BOSTON (CBS) - When it comes to work, email is both a blessing and a curse. Often, it feels like managing that constant flow of electronic messages is a job unto itself.

An overflowing inbox is a constant frustration for Carol Burns, chief clinical dietician at Beth Israel Deaconess in Plymouth. "It's just when you set aside time to work on a project or do something, and instead, you are reading 37 emails about things that aren't that essential."

By one estimate, as much as 28% of a worker's time on the job can now be consumed by email.

The hospital did a survey and found workers felt overwhelmed by unnecessary email. Those findings led to the creation of "Email Free Fridays". External emails are allowed, but workers are discouraged from sending anything internally.

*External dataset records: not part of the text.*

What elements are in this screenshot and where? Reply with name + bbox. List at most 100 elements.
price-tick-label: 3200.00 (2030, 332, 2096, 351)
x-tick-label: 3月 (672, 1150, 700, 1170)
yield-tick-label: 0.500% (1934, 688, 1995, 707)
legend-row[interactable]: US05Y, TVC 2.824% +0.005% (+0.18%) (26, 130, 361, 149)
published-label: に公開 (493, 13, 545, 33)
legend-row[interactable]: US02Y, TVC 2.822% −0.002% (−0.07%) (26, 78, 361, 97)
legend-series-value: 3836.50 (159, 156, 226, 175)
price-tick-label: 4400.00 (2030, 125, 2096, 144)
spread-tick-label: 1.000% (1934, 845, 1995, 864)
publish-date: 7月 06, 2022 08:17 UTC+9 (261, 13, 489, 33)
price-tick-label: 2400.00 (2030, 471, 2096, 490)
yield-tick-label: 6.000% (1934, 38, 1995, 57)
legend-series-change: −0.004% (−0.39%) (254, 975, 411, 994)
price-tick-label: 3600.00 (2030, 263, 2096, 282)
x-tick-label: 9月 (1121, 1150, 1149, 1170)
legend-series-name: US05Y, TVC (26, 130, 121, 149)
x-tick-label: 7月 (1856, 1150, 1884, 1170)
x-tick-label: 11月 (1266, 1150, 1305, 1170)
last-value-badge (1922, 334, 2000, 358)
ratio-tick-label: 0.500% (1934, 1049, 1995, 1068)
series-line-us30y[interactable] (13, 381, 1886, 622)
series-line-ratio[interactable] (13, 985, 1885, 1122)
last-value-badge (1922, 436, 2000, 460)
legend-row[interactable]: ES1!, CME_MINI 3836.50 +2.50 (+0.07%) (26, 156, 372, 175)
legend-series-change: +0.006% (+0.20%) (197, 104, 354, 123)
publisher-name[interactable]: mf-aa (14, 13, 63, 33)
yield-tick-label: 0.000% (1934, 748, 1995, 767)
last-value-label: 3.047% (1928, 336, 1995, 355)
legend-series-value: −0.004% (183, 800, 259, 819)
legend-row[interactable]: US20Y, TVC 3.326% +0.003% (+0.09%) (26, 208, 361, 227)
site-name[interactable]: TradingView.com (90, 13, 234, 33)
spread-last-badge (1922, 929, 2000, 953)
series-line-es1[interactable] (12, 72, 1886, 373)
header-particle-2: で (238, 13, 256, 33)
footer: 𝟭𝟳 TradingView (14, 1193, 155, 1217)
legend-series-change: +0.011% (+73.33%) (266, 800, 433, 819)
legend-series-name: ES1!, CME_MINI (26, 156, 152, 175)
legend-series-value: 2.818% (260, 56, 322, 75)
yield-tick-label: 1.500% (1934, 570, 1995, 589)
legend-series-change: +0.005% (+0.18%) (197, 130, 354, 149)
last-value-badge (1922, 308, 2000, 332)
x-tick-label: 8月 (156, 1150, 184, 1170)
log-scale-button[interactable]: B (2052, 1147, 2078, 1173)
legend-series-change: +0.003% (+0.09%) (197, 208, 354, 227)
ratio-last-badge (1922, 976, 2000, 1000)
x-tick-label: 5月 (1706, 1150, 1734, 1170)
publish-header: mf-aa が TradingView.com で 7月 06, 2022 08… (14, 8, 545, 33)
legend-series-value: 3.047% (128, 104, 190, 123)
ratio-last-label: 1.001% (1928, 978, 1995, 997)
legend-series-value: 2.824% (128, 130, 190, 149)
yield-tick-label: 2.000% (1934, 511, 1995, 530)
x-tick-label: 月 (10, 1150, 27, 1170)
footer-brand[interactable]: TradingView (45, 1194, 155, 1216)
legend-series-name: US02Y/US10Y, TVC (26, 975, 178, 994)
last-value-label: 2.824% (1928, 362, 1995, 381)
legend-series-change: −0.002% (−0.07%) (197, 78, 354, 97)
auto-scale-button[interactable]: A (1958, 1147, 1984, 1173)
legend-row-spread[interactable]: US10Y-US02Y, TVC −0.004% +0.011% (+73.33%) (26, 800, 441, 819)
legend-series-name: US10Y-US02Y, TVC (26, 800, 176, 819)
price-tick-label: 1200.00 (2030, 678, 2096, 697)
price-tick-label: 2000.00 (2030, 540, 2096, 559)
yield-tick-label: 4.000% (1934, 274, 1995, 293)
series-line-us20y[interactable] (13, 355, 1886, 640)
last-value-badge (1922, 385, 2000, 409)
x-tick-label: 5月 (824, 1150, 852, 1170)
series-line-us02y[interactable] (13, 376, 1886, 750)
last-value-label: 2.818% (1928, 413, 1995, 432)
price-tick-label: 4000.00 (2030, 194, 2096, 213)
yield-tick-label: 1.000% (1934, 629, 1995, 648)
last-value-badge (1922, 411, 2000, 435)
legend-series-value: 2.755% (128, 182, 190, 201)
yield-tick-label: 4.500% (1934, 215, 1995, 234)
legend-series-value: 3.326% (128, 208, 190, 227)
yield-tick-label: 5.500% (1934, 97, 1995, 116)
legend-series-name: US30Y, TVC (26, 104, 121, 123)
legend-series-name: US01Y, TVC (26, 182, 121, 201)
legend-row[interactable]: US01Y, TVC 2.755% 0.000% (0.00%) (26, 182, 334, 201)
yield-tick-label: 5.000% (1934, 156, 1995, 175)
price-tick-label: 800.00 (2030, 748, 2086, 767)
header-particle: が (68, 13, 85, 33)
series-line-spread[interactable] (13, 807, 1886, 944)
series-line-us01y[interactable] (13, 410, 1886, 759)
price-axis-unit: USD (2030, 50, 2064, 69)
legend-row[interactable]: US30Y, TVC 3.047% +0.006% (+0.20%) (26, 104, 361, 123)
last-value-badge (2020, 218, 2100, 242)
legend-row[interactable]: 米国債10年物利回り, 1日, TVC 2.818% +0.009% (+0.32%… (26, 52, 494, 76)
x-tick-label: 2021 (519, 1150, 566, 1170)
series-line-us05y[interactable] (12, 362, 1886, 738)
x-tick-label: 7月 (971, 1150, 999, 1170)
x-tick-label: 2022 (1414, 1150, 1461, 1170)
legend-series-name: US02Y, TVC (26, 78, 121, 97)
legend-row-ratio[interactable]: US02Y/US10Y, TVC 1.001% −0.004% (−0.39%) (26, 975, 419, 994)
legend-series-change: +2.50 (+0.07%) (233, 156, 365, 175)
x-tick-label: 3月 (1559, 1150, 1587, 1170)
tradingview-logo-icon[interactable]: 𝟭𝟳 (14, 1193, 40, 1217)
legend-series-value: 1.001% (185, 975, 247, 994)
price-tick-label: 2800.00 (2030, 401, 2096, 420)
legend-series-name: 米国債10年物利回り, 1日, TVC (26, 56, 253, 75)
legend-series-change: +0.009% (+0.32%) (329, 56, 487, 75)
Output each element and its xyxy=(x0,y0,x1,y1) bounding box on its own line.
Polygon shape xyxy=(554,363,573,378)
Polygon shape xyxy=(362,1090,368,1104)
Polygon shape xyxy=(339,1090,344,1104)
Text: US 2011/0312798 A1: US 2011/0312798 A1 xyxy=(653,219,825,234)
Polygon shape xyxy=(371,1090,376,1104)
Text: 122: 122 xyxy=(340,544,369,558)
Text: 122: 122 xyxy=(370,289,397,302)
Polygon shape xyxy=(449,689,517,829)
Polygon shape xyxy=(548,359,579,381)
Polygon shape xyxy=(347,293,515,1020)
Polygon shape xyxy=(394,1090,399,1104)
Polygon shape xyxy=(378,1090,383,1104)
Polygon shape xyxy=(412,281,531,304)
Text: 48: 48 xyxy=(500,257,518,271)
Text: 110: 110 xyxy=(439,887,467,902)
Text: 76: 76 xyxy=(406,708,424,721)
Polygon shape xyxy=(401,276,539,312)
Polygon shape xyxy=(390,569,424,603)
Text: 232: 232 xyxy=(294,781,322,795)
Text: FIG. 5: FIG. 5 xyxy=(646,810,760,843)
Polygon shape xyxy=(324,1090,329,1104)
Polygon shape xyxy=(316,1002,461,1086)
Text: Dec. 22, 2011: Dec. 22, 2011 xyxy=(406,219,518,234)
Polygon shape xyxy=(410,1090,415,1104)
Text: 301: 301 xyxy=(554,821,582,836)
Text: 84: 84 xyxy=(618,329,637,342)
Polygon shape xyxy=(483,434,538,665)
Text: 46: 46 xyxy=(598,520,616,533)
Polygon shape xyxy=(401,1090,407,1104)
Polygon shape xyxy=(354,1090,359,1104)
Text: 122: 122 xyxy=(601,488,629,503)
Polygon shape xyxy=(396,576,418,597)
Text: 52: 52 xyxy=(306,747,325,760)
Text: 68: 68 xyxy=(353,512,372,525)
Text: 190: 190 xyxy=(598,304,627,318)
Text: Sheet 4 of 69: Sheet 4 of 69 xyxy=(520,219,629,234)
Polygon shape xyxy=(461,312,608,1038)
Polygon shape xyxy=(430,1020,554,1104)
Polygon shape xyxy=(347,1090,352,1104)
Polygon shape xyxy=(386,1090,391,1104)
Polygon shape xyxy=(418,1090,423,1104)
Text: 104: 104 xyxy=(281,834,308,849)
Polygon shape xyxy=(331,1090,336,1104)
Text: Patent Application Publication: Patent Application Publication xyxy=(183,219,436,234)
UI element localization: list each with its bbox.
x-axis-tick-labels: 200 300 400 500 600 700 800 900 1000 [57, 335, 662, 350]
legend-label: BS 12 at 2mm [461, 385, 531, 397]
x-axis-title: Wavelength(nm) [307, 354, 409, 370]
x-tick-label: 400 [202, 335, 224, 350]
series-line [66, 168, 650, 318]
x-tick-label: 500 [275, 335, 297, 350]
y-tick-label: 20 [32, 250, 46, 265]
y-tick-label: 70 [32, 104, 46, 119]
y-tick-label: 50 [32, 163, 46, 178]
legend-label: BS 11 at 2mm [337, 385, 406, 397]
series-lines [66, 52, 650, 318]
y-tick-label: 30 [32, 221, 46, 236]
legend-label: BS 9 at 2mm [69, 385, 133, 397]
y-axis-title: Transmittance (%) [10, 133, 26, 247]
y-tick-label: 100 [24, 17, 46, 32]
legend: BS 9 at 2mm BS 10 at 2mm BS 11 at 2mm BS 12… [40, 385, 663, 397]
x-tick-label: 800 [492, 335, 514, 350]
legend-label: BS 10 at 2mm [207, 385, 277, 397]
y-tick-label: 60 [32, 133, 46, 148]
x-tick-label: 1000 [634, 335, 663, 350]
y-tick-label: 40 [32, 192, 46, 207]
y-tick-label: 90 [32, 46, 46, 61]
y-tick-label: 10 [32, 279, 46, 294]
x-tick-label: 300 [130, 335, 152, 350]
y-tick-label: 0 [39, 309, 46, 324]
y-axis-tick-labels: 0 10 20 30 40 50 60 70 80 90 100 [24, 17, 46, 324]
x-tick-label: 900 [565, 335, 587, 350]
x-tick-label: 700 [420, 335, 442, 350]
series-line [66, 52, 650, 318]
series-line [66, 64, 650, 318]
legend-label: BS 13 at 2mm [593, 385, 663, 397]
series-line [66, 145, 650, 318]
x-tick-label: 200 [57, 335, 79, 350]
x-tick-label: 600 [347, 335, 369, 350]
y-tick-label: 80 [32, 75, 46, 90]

Ron Rutherford, the hospital's chief information officer, said "This helps us by encouraging face to face communication. So on Fridays, the thought is that folks won't send emails, and instead they will get up and walk down the hall and talk to their peers rather than sit behind their desk."

Michelle Roccia, a human resource executive at Winter Wyman, believes this a great idea, particularly because of the limitations of electronic communication.

"Email and IM have no tone," explained Roccia. She said that leaves messages open to misinterpretation. "You are going to take it in a negative tone, and maybe that wasn't the intent."

The goal at the hospital is to eliminate that kind of confusion by getting people talking and interacting. As Burns explained, "There are people that I have probably communicated with for years who I have no idea what they look like, and they don't work that far away from me in the building."

So far, the reviews are good. Even from Rutherford, who on a Wednesday had two different email programs running. "It has turned out to be a great success . . . maybe we will start a trend."